With science taking more steps towards medical breakthroughs each day, more and more herpes-infected individuals are hoping for a cure. Unlike other Sexually Transmitted Diseases that are treatable, herpes symptoms can only be suppressed. This means that once you get herpes, the virus stays with you for life; that is, until they find a cure.
Finding a cure to herpes becomes an even more pressing task, as 90 percent of people with herpes in America do not even know they have the disease. Considering that alarming piece of information, people should be made aware of the manifestations of herpes.
Herpes is a contagious disease transmitted through intercourse, be it oral, anal, or vaginal. A person may contract herpes by engaging in sexual acts with another person infected with herpes. There are two types of herpes, and both cause skin irritations. Other symptoms include fever, chills, headache, painful sex, painful urination, and vaginal discharge, among others.
Blisters and/or cold sores in and/or around the mouth characterize Type 1. This condition is caused by Herpes Simplex Virus 1 (HSV-1). Herpes Simplex Virus 2 (HSV-2), meanwhile, cause sores in the genital area; this condition is known as Type 2. While this type is more common among individuals with herpes, statistics show that the number of people with Type 1 herpes is slowly getting bigger.
Unfortunately for a person with herpes, the virus may suddenly manifest anytime. Sores appear when the virus attacks. Sores become warnings not to engage in sexual acts in order to prevent infecting more people. However, there are also cases when the sores do not appear even when a person is infected, and the only way to tell is by getting tested.
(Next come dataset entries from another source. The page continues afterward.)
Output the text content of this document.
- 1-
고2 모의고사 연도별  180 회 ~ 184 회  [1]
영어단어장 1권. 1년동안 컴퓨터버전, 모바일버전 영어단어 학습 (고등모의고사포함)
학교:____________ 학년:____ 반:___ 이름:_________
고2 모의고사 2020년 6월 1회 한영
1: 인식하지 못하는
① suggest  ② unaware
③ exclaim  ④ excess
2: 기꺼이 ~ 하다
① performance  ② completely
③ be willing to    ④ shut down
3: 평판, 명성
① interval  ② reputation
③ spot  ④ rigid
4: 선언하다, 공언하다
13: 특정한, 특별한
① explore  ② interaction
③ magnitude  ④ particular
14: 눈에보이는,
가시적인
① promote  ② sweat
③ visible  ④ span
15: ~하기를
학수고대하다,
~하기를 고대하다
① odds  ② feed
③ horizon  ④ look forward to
The last thing a person with herpes should do is stress out over the situation, since stress may also make the virus active. Presently, people with herpes should find peace of mind in the fact that there are available medications to keep the virus at bay.
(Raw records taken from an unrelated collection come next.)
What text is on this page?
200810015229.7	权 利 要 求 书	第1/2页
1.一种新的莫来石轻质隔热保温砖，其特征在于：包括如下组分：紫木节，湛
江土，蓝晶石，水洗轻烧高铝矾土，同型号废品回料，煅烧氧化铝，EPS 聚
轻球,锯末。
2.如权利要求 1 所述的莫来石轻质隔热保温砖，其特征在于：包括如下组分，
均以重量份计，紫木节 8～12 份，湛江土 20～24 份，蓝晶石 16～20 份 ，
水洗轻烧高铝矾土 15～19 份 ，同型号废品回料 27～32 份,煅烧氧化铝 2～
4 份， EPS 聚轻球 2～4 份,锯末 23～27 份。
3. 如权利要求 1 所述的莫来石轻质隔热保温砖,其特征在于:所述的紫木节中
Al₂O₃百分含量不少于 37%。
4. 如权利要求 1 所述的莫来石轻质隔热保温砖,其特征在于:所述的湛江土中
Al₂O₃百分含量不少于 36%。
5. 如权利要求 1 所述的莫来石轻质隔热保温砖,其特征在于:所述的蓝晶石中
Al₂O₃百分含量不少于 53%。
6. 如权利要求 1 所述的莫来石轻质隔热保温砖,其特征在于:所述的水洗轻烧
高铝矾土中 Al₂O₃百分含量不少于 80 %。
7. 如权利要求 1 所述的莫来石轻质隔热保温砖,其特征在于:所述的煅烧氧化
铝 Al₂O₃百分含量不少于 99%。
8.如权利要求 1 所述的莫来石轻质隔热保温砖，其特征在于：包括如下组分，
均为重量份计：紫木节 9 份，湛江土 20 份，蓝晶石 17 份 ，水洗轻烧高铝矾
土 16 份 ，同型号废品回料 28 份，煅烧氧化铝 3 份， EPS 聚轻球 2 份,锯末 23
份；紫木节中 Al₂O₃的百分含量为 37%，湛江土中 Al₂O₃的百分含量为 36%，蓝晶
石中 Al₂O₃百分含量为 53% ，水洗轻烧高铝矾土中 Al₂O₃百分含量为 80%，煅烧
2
A person with the disease may opt to take regular medication to keep the virus dormant.; this is called suppressive therapy. The patient is given daily medication to avert outbreaks. This means that even if the person shows no manifestations of the virus, he or she takes medication. Also, this type of medication reduces the risk of passing on the disease to another person. For people who experience six or more outbreaks in one year, suppressive therapy is a good option.
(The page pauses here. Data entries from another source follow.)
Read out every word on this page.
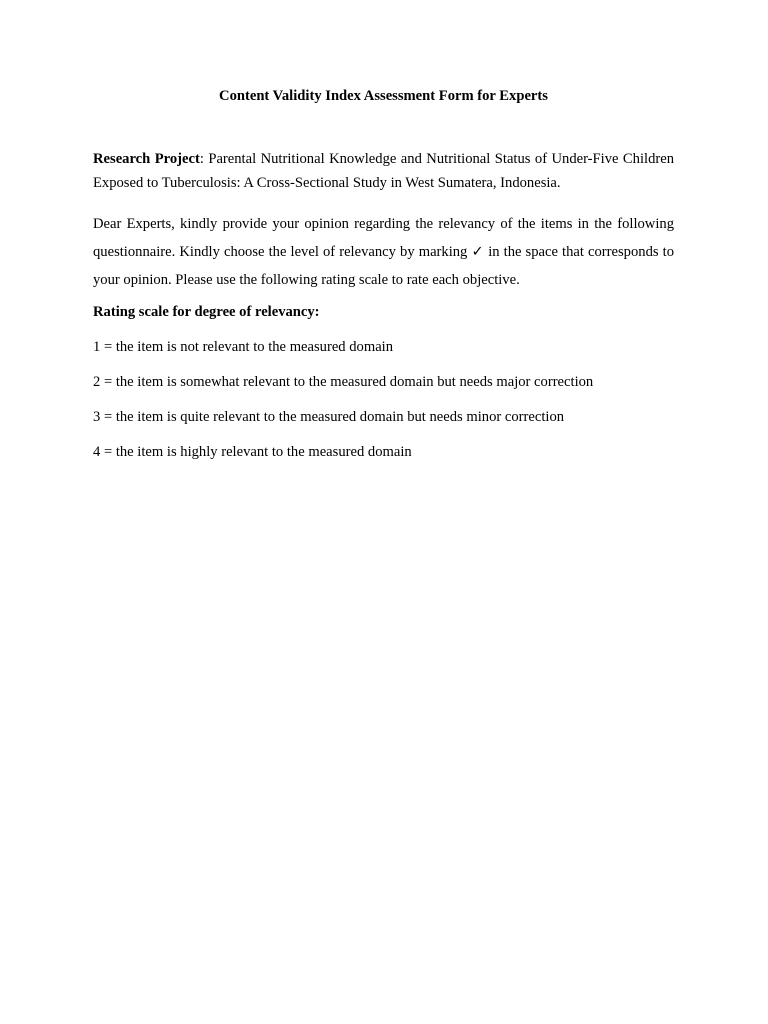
Content Validity Index Assessment Form for Experts

Research Project: Parental Nutritional Knowledge and Nutritional Status of Under-Five Children Exposed to Tuberculosis: A Cross-Sectional Study in West Sumatera, Indonesia.

Dear Experts, kindly provide your opinion regarding the relevancy of the items in the following questionnaire. Kindly choose the level of relevancy by marking ✓ in the space that corresponds to your opinion. Please use the following rating scale to rate each objective.

Rating scale for degree of relevancy:

1 = the item is not relevant to the measured domain

2 = the item is somewhat relevant to the measured domain but needs major correction

3 = the item is quite relevant to the measured domain but needs minor correction

4 = the item is highly relevant to the measured domain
Other people with herpes only take medication when the virus is active. This is called episodic therapy, meaning medication is taken only as the outbreak occurs. Statistics show that 70 percent of people diagnosed with herpes experience only less than six outbreaks per year, and episodic therapy is the best option.
Another way to control herpes at the early signs of an outbreak is to use a topical genital herpes treatment. These treatments keep the virus inactive, thus lessening the length of an episode. However, one must be cautious about topical treatments; one should always consult with a doctor to get proper prescription. Moreover, herpes-infected areas should always be kept dry. It is advisable to wash hands after touching the infected area to avoid spreading the sores.